In the Orthodox Church, we commemorate this great saint on April 30. Today is not a liturgically significant day for me, but today my heart is in Spain, in Santiago de Compostela -- and with the many wonderful people I met as I walked west towards the See.
In France, it was possible to go into a church, buy a candle and leave it lit. In Spain, these flickering representations of prayer have been replaced with small bulbs which light up when a coin is deposited. The larger the denomination of the coin, the longer the "candle" stays lit. (Liturgical docetism, I call it.) By the time I got to Santiago, I had resigned myself to this sad state of affairs, but I still bought a candle in the cathedral gift shop. (Signs were prominently posted in several languages announcing that these candles could not be lit inside the church.) I will bring this candle to church with me today, and as I light it I will remember my fellow pilgrims, as well as all those who helped me along the way.
The feast of St.
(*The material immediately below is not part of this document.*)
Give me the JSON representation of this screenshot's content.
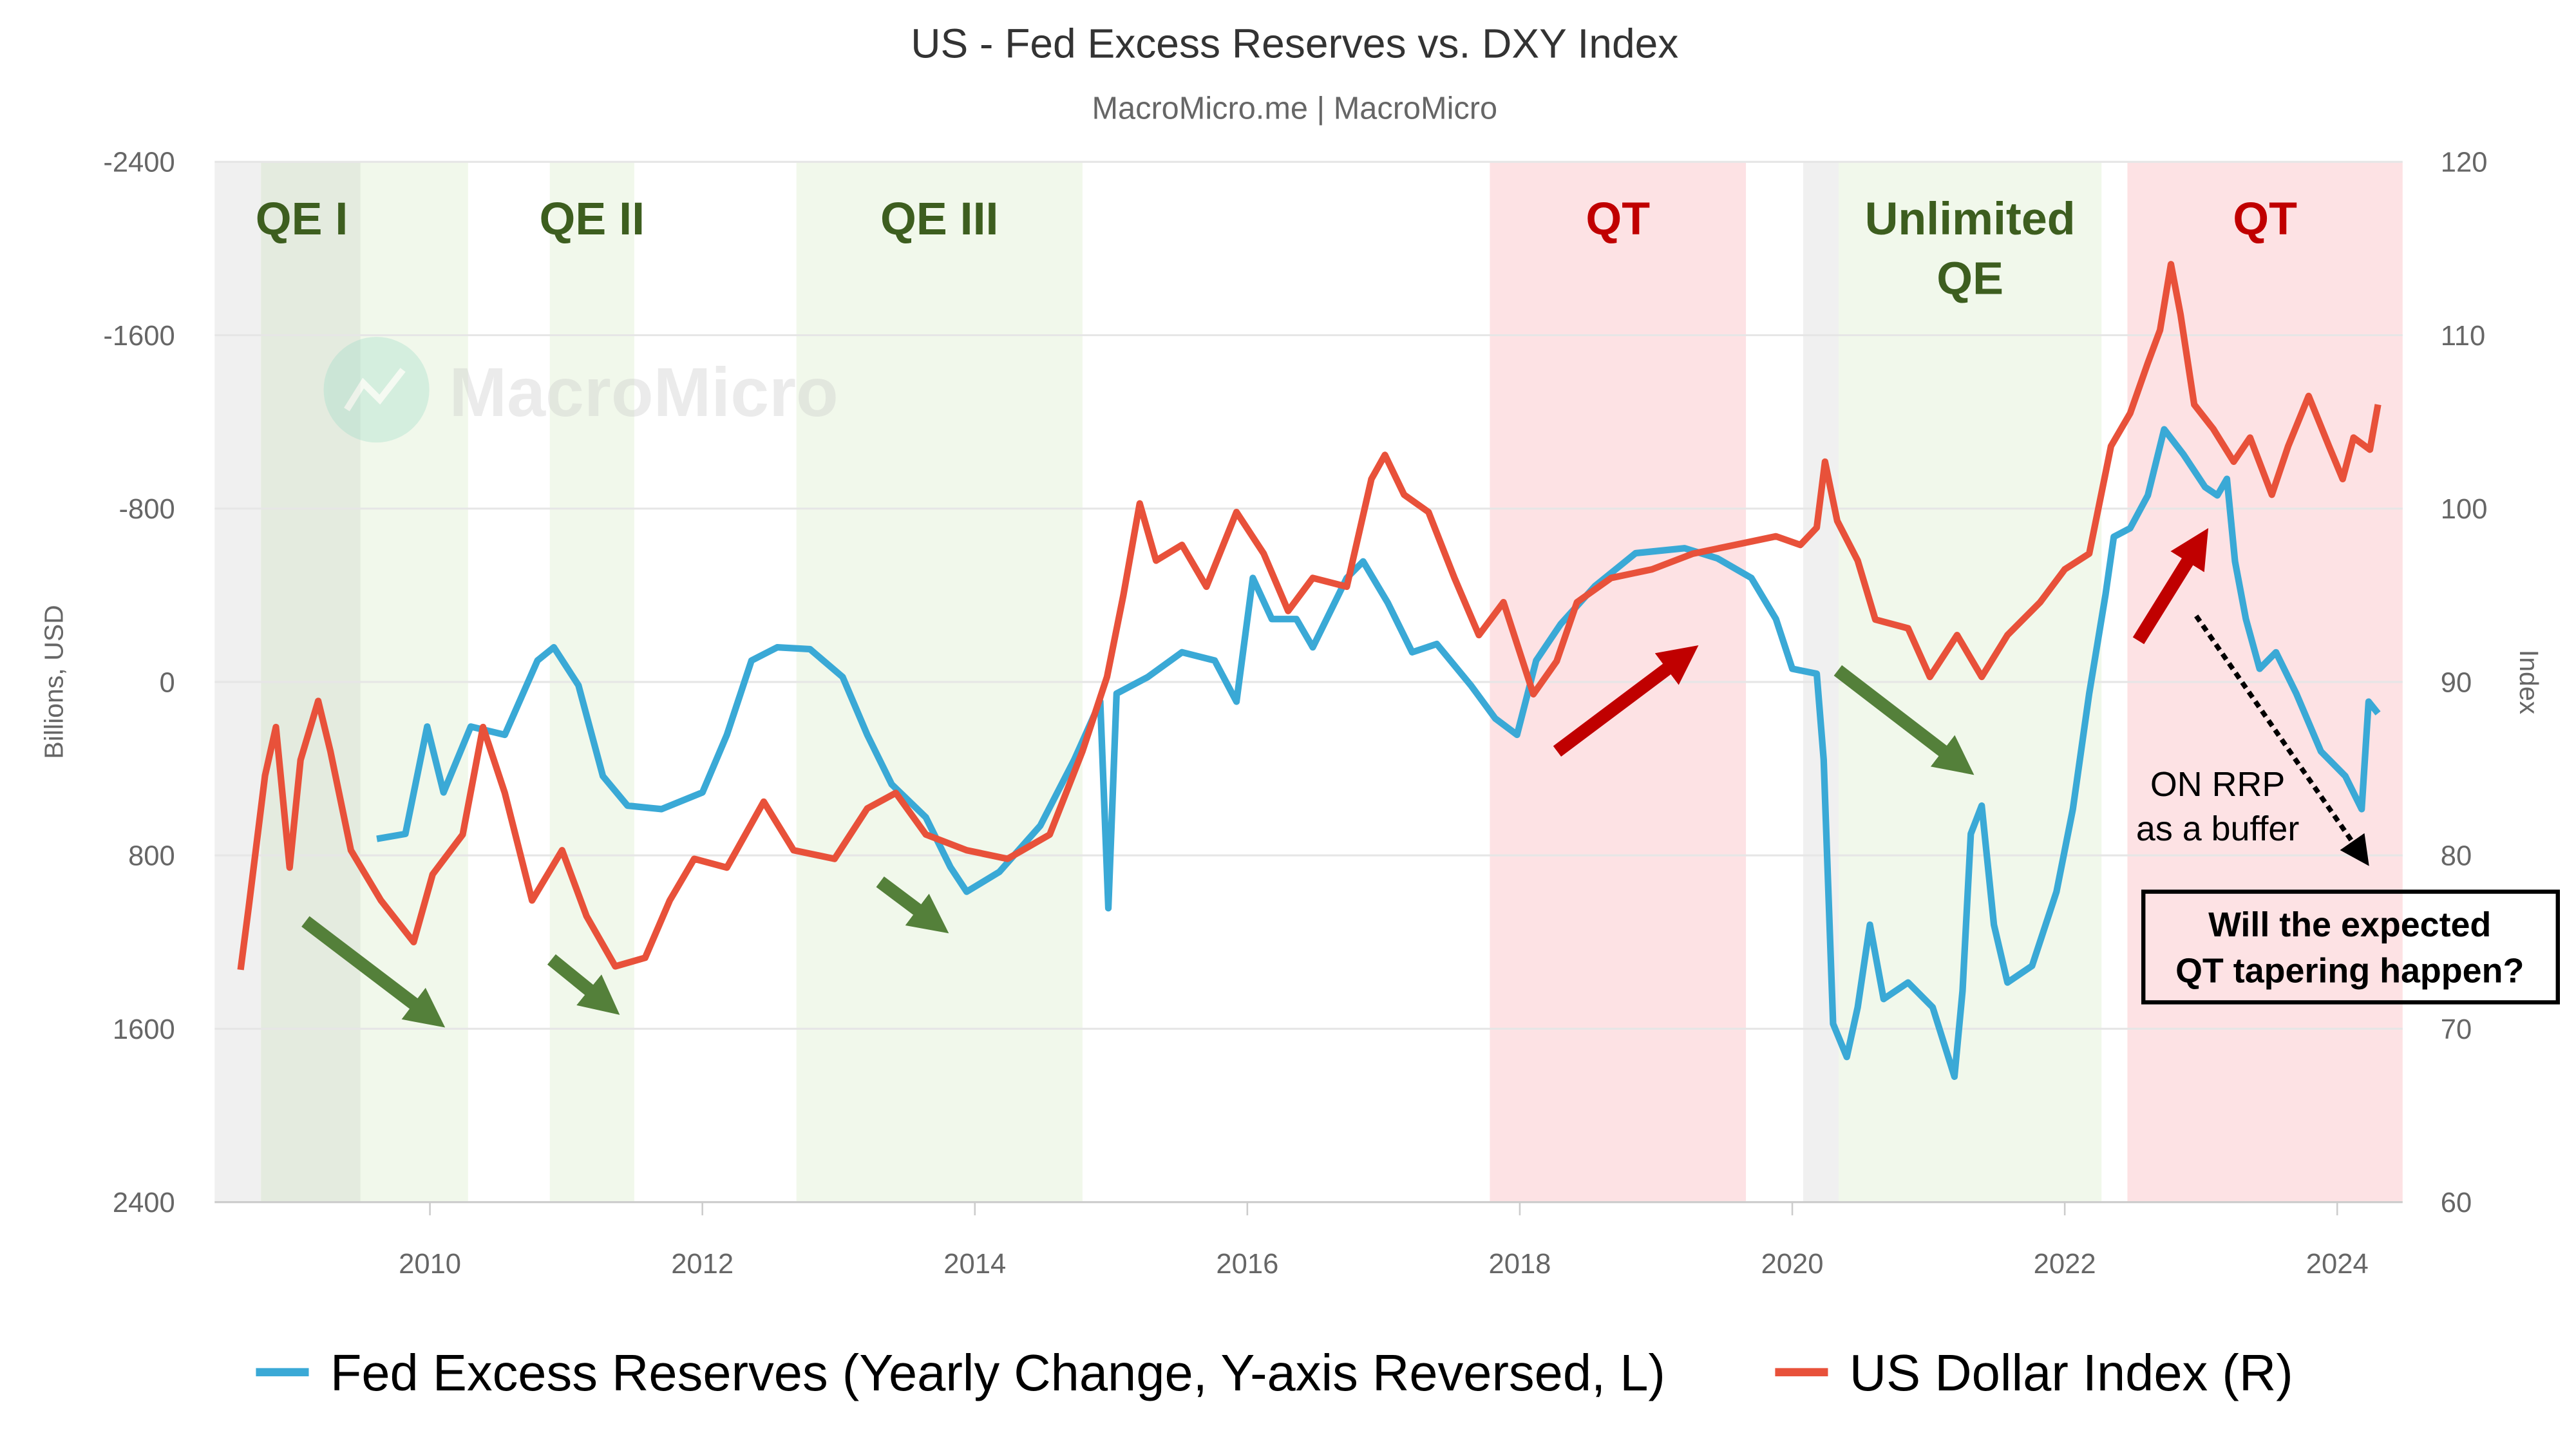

James will not fall on a Sunday again until 2021. I would consider it a great blessing to be there again at that time.
Come now, you who say, “Today or tomorrow we will go to such and such a city, spend a year there, buy and sell, and make a profit”; whereas you do not know what will happen tomorrow. For what is your life? It is even a vapor that appears for a little time and then vanishes away. Instead you ought to say, “If the Lord wills, we shall live and do this or that.”